Simon Willison’s Weblog: Updated production-ready Gemini models

Source URL: https://simonwillison.net/2024/Sep/24/gemini-models/#atom-everything
Source: Simon Willison’s Weblog
Title: Updated production-ready Gemini models

Feedly Summary: Updated production-ready Gemini models
Two new models from Google Gemini today: gemini-1.5-pro-002 and gemini-1.5-flash-002. Their -latest aliases will update to these new models in “the next few days", and new -001 suffixes can be used to stick with the older models. The new models benchmark slightly better in various ways and should respond faster.
Flash continues to have a 1,048,576 input token and 8,192 output token limit. Pro is 2,097,152 input tokens.
Google also announced a significant price reduction for Pro, effective on the 1st of October. Inputs less than 128,000 tokens drop from $3.50/million to $1.25/million (above 128,000 tokens it’s dropping from $7 to $5) and output costs drop from $10.50/million to $2.50/million ($21 down to $10 for the >128,000 case).
Gemin has always offered finely grained safety filters – it sounds like those are now turned down to minimum by default, which is a welcome change:

For the models released today, the filters will not be applied by default so that developers can determine the configuration best suited for their use case.

Also interesting: they’ve tweaked the expected length of default responses:

For use cases like summarization, question answering, and extraction, the default output length of the updated models is ~5-20% shorter than previous models.

Tags: gemini, google, generative-ai, ai, llms

AI Summary and Description: Yes

Summary: Google has updated its Gemini models, introducing new efficiency features along with significant price reductions. The latest versions enhance performance metrics while allowing developers more control over safety filters.

Detailed Description: The introduction of the Gemini-1.5 series models represents an important advancement in the generative AI landscape from Google.

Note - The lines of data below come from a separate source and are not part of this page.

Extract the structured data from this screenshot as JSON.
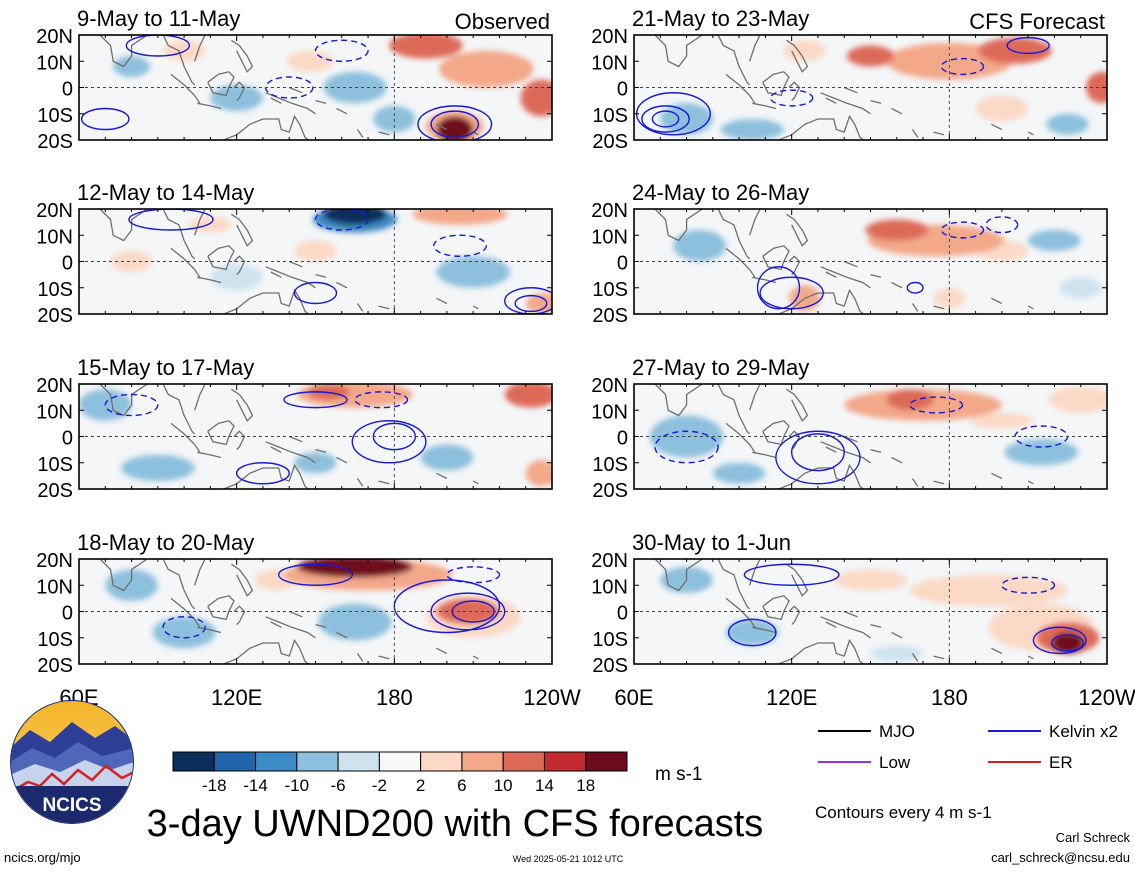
{
  "chart_data": {
    "type": "heatmap",
    "title": "3-day UWND200 with CFS forecasts",
    "source_url": "ncics.org/mjo",
    "timestamp": "Wed 2025-05-21 1012 UTC",
    "author": "Carl Schreck",
    "email": "carl_schreck@ncsu.edu",
    "contour_note": "Contours every 4 m s-1",
    "colorbar": {
      "ticks": [
        "-18",
        "-14",
        "-10",
        "-6",
        "-2",
        "2",
        "6",
        "10",
        "14",
        "18"
      ],
      "unit": "m s-1",
      "colors": [
        "#0b2f5a",
        "#1f63a8",
        "#3d8bc4",
        "#8dc0dd",
        "#cfe3ef",
        "#f7f7f7",
        "#fbd9c6",
        "#f3a889",
        "#dd6a58",
        "#c22a2f",
        "#6e0a1e"
      ]
    },
    "x_ticks": [
      "60E",
      "120E",
      "180",
      "120W"
    ],
    "y_ticks": [
      "20N",
      "10N",
      "0",
      "10S",
      "20S"
    ],
    "legend": {
      "placement": "bottom-right",
      "items": [
        {
          "label": "MJO",
          "color": "#000000"
        },
        {
          "label": "Kelvin x2",
          "color": "#1a1ad6"
        },
        {
          "label": "Low",
          "color": "#9b30d9"
        },
        {
          "label": "ER",
          "color": "#d62020"
        }
      ]
    },
    "logo_text": "NCICS",
    "panels": [
      {
        "period": "9-May to 11-May",
        "tag": "Observed",
        "blobs": [
          {
            "x": 192,
            "y": 16,
            "rx": 14,
            "ry": 5,
            "v": 14
          },
          {
            "x": 215,
            "y": 7,
            "rx": 18,
            "ry": 7,
            "v": 10
          },
          {
            "x": 236,
            "y": -4,
            "rx": 8,
            "ry": 7,
            "v": 14
          },
          {
            "x": 203,
            "y": -16,
            "rx": 7,
            "ry": 5,
            "v": 20
          },
          {
            "x": 203,
            "y": -15,
            "rx": 11,
            "ry": 6,
            "v": 10
          },
          {
            "x": 80,
            "y": 8,
            "rx": 7,
            "ry": 4,
            "v": -6
          },
          {
            "x": 120,
            "y": -4,
            "rx": 10,
            "ry": 5,
            "v": -6
          },
          {
            "x": 165,
            "y": 0,
            "rx": 12,
            "ry": 6,
            "v": -6
          },
          {
            "x": 180,
            "y": -12,
            "rx": 8,
            "ry": 5,
            "v": -6
          },
          {
            "x": 100,
            "y": 14,
            "rx": 8,
            "ry": 4,
            "v": 6
          },
          {
            "x": 148,
            "y": 10,
            "rx": 9,
            "ry": 4,
            "v": 6
          }
        ],
        "contours": [
          {
            "x": 203,
            "y": -14,
            "rx": 9,
            "ry": 5,
            "dashed": false
          },
          {
            "x": 203,
            "y": -14,
            "rx": 14,
            "ry": 7,
            "dashed": false
          },
          {
            "x": 90,
            "y": 16,
            "rx": 12,
            "ry": 4,
            "dashed": false
          },
          {
            "x": 160,
            "y": 14,
            "rx": 10,
            "ry": 4,
            "dashed": true
          },
          {
            "x": 70,
            "y": -12,
            "rx": 9,
            "ry": 4,
            "dashed": false
          },
          {
            "x": 140,
            "y": 0,
            "rx": 9,
            "ry": 4,
            "dashed": true
          }
        ]
      },
      {
        "period": "21-May to 23-May",
        "tag": "CFS Forecast",
        "blobs": [
          {
            "x": 180,
            "y": 10,
            "rx": 24,
            "ry": 7,
            "v": 10
          },
          {
            "x": 150,
            "y": 12,
            "rx": 9,
            "ry": 4,
            "v": 14
          },
          {
            "x": 205,
            "y": 14,
            "rx": 14,
            "ry": 5,
            "v": 14
          },
          {
            "x": 238,
            "y": 0,
            "rx": 6,
            "ry": 6,
            "v": 14
          },
          {
            "x": 200,
            "y": -8,
            "rx": 10,
            "ry": 5,
            "v": 6
          },
          {
            "x": 80,
            "y": -12,
            "rx": 10,
            "ry": 6,
            "v": -6
          },
          {
            "x": 105,
            "y": -16,
            "rx": 12,
            "ry": 4,
            "v": -6
          },
          {
            "x": 225,
            "y": -14,
            "rx": 8,
            "ry": 4,
            "v": -6
          },
          {
            "x": 125,
            "y": 14,
            "rx": 8,
            "ry": 4,
            "v": 6
          }
        ],
        "contours": [
          {
            "x": 72,
            "y": -12,
            "rx": 5,
            "ry": 3,
            "dashed": false
          },
          {
            "x": 72,
            "y": -12,
            "rx": 9,
            "ry": 5,
            "dashed": false
          },
          {
            "x": 75,
            "y": -10,
            "rx": 14,
            "ry": 8,
            "dashed": false
          },
          {
            "x": 210,
            "y": 16,
            "rx": 8,
            "ry": 3,
            "dashed": false
          },
          {
            "x": 185,
            "y": 8,
            "rx": 8,
            "ry": 3,
            "dashed": true
          },
          {
            "x": 120,
            "y": -4,
            "rx": 8,
            "ry": 3,
            "dashed": true
          }
        ]
      },
      {
        "period": "12-May to 14-May",
        "tag": "",
        "blobs": [
          {
            "x": 165,
            "y": 18,
            "rx": 12,
            "ry": 4,
            "v": -20
          },
          {
            "x": 165,
            "y": 16,
            "rx": 16,
            "ry": 5,
            "v": -10
          },
          {
            "x": 205,
            "y": 18,
            "rx": 18,
            "ry": 4,
            "v": 10
          },
          {
            "x": 238,
            "y": -16,
            "rx": 8,
            "ry": 4,
            "v": 10
          },
          {
            "x": 210,
            "y": -4,
            "rx": 14,
            "ry": 6,
            "v": -6
          },
          {
            "x": 150,
            "y": 4,
            "rx": 8,
            "ry": 4,
            "v": 6
          },
          {
            "x": 80,
            "y": 0,
            "rx": 8,
            "ry": 4,
            "v": 6
          },
          {
            "x": 110,
            "y": 14,
            "rx": 8,
            "ry": 3,
            "v": 6
          },
          {
            "x": 120,
            "y": -6,
            "rx": 10,
            "ry": 5,
            "v": -2
          }
        ],
        "contours": [
          {
            "x": 95,
            "y": 16,
            "rx": 16,
            "ry": 4,
            "dashed": false
          },
          {
            "x": 160,
            "y": 16,
            "rx": 10,
            "ry": 4,
            "dashed": true
          },
          {
            "x": 232,
            "y": -16,
            "rx": 6,
            "ry": 3,
            "dashed": false
          },
          {
            "x": 232,
            "y": -15,
            "rx": 10,
            "ry": 5,
            "dashed": false
          },
          {
            "x": 150,
            "y": -12,
            "rx": 8,
            "ry": 4,
            "dashed": false
          },
          {
            "x": 205,
            "y": 6,
            "rx": 10,
            "ry": 4,
            "dashed": true
          }
        ]
      },
      {
        "period": "24-May to 26-May",
        "tag": "",
        "blobs": [
          {
            "x": 160,
            "y": 12,
            "rx": 12,
            "ry": 4,
            "v": 14
          },
          {
            "x": 175,
            "y": 8,
            "rx": 26,
            "ry": 6,
            "v": 10
          },
          {
            "x": 200,
            "y": 4,
            "rx": 10,
            "ry": 4,
            "v": 6
          },
          {
            "x": 180,
            "y": -14,
            "rx": 6,
            "ry": 4,
            "v": 6
          },
          {
            "x": 125,
            "y": -14,
            "rx": 6,
            "ry": 5,
            "v": 10
          },
          {
            "x": 85,
            "y": 6,
            "rx": 10,
            "ry": 6,
            "v": -6
          },
          {
            "x": 220,
            "y": 8,
            "rx": 10,
            "ry": 4,
            "v": -6
          },
          {
            "x": 230,
            "y": -10,
            "rx": 8,
            "ry": 4,
            "v": -2
          }
        ],
        "contours": [
          {
            "x": 115,
            "y": -10,
            "rx": 8,
            "ry": 8,
            "dashed": false
          },
          {
            "x": 120,
            "y": -12,
            "rx": 12,
            "ry": 6,
            "dashed": false
          },
          {
            "x": 185,
            "y": 12,
            "rx": 8,
            "ry": 3,
            "dashed": true
          },
          {
            "x": 200,
            "y": 14,
            "rx": 6,
            "ry": 3,
            "dashed": true
          },
          {
            "x": 167,
            "y": -10,
            "rx": 3,
            "ry": 2,
            "dashed": false
          }
        ]
      },
      {
        "period": "15-May to 17-May",
        "tag": "",
        "blobs": [
          {
            "x": 165,
            "y": 16,
            "rx": 22,
            "ry": 5,
            "v": 10
          },
          {
            "x": 155,
            "y": 17,
            "rx": 8,
            "ry": 3,
            "v": 14
          },
          {
            "x": 232,
            "y": 16,
            "rx": 10,
            "ry": 5,
            "v": 14
          },
          {
            "x": 70,
            "y": 12,
            "rx": 10,
            "ry": 6,
            "v": -6
          },
          {
            "x": 90,
            "y": -12,
            "rx": 14,
            "ry": 5,
            "v": -6
          },
          {
            "x": 150,
            "y": -10,
            "rx": 8,
            "ry": 4,
            "v": -6
          },
          {
            "x": 200,
            "y": -8,
            "rx": 10,
            "ry": 5,
            "v": -6
          },
          {
            "x": 236,
            "y": -14,
            "rx": 6,
            "ry": 5,
            "v": 10
          }
        ],
        "contours": [
          {
            "x": 180,
            "y": 0,
            "rx": 8,
            "ry": 5,
            "dashed": false
          },
          {
            "x": 178,
            "y": -2,
            "rx": 14,
            "ry": 8,
            "dashed": false
          },
          {
            "x": 150,
            "y": 14,
            "rx": 12,
            "ry": 3,
            "dashed": false
          },
          {
            "x": 175,
            "y": 14,
            "rx": 10,
            "ry": 3,
            "dashed": true
          },
          {
            "x": 130,
            "y": -14,
            "rx": 10,
            "ry": 4,
            "dashed": false
          },
          {
            "x": 80,
            "y": 12,
            "rx": 10,
            "ry": 4,
            "dashed": true
          }
        ]
      },
      {
        "period": "27-May to 29-May",
        "tag": "",
        "blobs": [
          {
            "x": 165,
            "y": 14,
            "rx": 9,
            "ry": 4,
            "v": 14
          },
          {
            "x": 170,
            "y": 12,
            "rx": 30,
            "ry": 6,
            "v": 10
          },
          {
            "x": 230,
            "y": 14,
            "rx": 12,
            "ry": 5,
            "v": 6
          },
          {
            "x": 80,
            "y": 0,
            "rx": 14,
            "ry": 8,
            "v": -6
          },
          {
            "x": 215,
            "y": -6,
            "rx": 14,
            "ry": 5,
            "v": -6
          },
          {
            "x": 200,
            "y": 6,
            "rx": 12,
            "ry": 3,
            "v": 6
          },
          {
            "x": 100,
            "y": -14,
            "rx": 10,
            "ry": 4,
            "v": -6
          }
        ],
        "contours": [
          {
            "x": 130,
            "y": -6,
            "rx": 10,
            "ry": 7,
            "dashed": false
          },
          {
            "x": 130,
            "y": -8,
            "rx": 16,
            "ry": 10,
            "dashed": false
          },
          {
            "x": 80,
            "y": -4,
            "rx": 12,
            "ry": 6,
            "dashed": true
          },
          {
            "x": 215,
            "y": 0,
            "rx": 10,
            "ry": 4,
            "dashed": true
          },
          {
            "x": 175,
            "y": 12,
            "rx": 10,
            "ry": 3,
            "dashed": true
          }
        ]
      },
      {
        "period": "18-May to 20-May",
        "tag": "",
        "blobs": [
          {
            "x": 165,
            "y": 17,
            "rx": 22,
            "ry": 4,
            "v": 20
          },
          {
            "x": 170,
            "y": 14,
            "rx": 32,
            "ry": 6,
            "v": 10
          },
          {
            "x": 208,
            "y": 0,
            "rx": 12,
            "ry": 5,
            "v": 14
          },
          {
            "x": 210,
            "y": -2,
            "rx": 18,
            "ry": 8,
            "v": 6
          },
          {
            "x": 80,
            "y": 10,
            "rx": 10,
            "ry": 6,
            "v": -6
          },
          {
            "x": 100,
            "y": -8,
            "rx": 12,
            "ry": 6,
            "v": -6
          },
          {
            "x": 165,
            "y": -4,
            "rx": 14,
            "ry": 7,
            "v": -6
          },
          {
            "x": 135,
            "y": 12,
            "rx": 8,
            "ry": 4,
            "v": 6
          }
        ],
        "contours": [
          {
            "x": 210,
            "y": 0,
            "rx": 8,
            "ry": 4,
            "dashed": false
          },
          {
            "x": 208,
            "y": 0,
            "rx": 14,
            "ry": 7,
            "dashed": false
          },
          {
            "x": 200,
            "y": 2,
            "rx": 20,
            "ry": 10,
            "dashed": false
          },
          {
            "x": 150,
            "y": 14,
            "rx": 14,
            "ry": 4,
            "dashed": false
          },
          {
            "x": 210,
            "y": 14,
            "rx": 10,
            "ry": 3,
            "dashed": true
          },
          {
            "x": 100,
            "y": -6,
            "rx": 8,
            "ry": 4,
            "dashed": true
          }
        ]
      },
      {
        "period": "30-May to 1-Jun",
        "tag": "",
        "blobs": [
          {
            "x": 225,
            "y": -12,
            "rx": 6,
            "ry": 4,
            "v": 20
          },
          {
            "x": 225,
            "y": -10,
            "rx": 12,
            "ry": 6,
            "v": 14
          },
          {
            "x": 215,
            "y": -6,
            "rx": 20,
            "ry": 9,
            "v": 6
          },
          {
            "x": 195,
            "y": 8,
            "rx": 30,
            "ry": 6,
            "v": 6
          },
          {
            "x": 105,
            "y": -8,
            "rx": 10,
            "ry": 5,
            "v": -6
          },
          {
            "x": 80,
            "y": 12,
            "rx": 10,
            "ry": 5,
            "v": -6
          },
          {
            "x": 150,
            "y": 12,
            "rx": 14,
            "ry": 4,
            "v": 6
          },
          {
            "x": 160,
            "y": -16,
            "rx": 10,
            "ry": 3,
            "v": -2
          }
        ],
        "contours": [
          {
            "x": 225,
            "y": -12,
            "rx": 6,
            "ry": 3,
            "dashed": false
          },
          {
            "x": 222,
            "y": -11,
            "rx": 10,
            "ry": 5,
            "dashed": false
          },
          {
            "x": 105,
            "y": -8,
            "rx": 9,
            "ry": 5,
            "dashed": false
          },
          {
            "x": 120,
            "y": 14,
            "rx": 18,
            "ry": 4,
            "dashed": false
          },
          {
            "x": 210,
            "y": 10,
            "rx": 10,
            "ry": 3,
            "dashed": true
          }
        ]
      }
    ]
  }
}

Here are the key points about the latest updates:

– **New Models**: Google launched two new models, gemini-1.5-pro-002 and gemini-1.5-flash-002, which are expected to outperform their predecessors slightly and respond faster to queries.
– **Token Limits**: The Flash model retains a token input limit of 1,048,576 and output limit of 8,192 tokens. Meanwhile, the Pro model shows a substantial increase to a 2,097,152 input token limit, enhancing its capability for complex requests or longer interactions.
– **Pricing Changes**: Google announced a reduction in pricing for the Pro model, effective October 1st. Prices for input tokens below 128,000 have decreased from $3.50/million to $1.25/million, while prices for higher inputs and outputs have also been slashed significantly.
– **Safety Filters**: A notable aspect of these new models is the modification of the safety filter settings. By default, these filters will not be applied, allowing developers the flexibility to customize configurations to better suit application needs.
– **Response Length Adjustments**: In addition, the expected response length has been reduced by approximately 5-20% for tasks such as summarization and question answering, indicating an optimization for more concise outputs.

This update is particularly noteworthy for professionals in AI, generative AI security, and those involved in managing LLMs, as it reflects a commitment from Google to enhance performance while providing more control over model configurations. The ability to adjust safety filters can have implications for compliance and privacy considerations, depending on how developers choose to implement these features.

– The price reductions could also drive wider adoption of these models among developers, potentially leading to increased competition in the AI space.
– These enhancements position Google as a strong player in the increasingly crowded generative AI market, catering to both performance needs and affordability.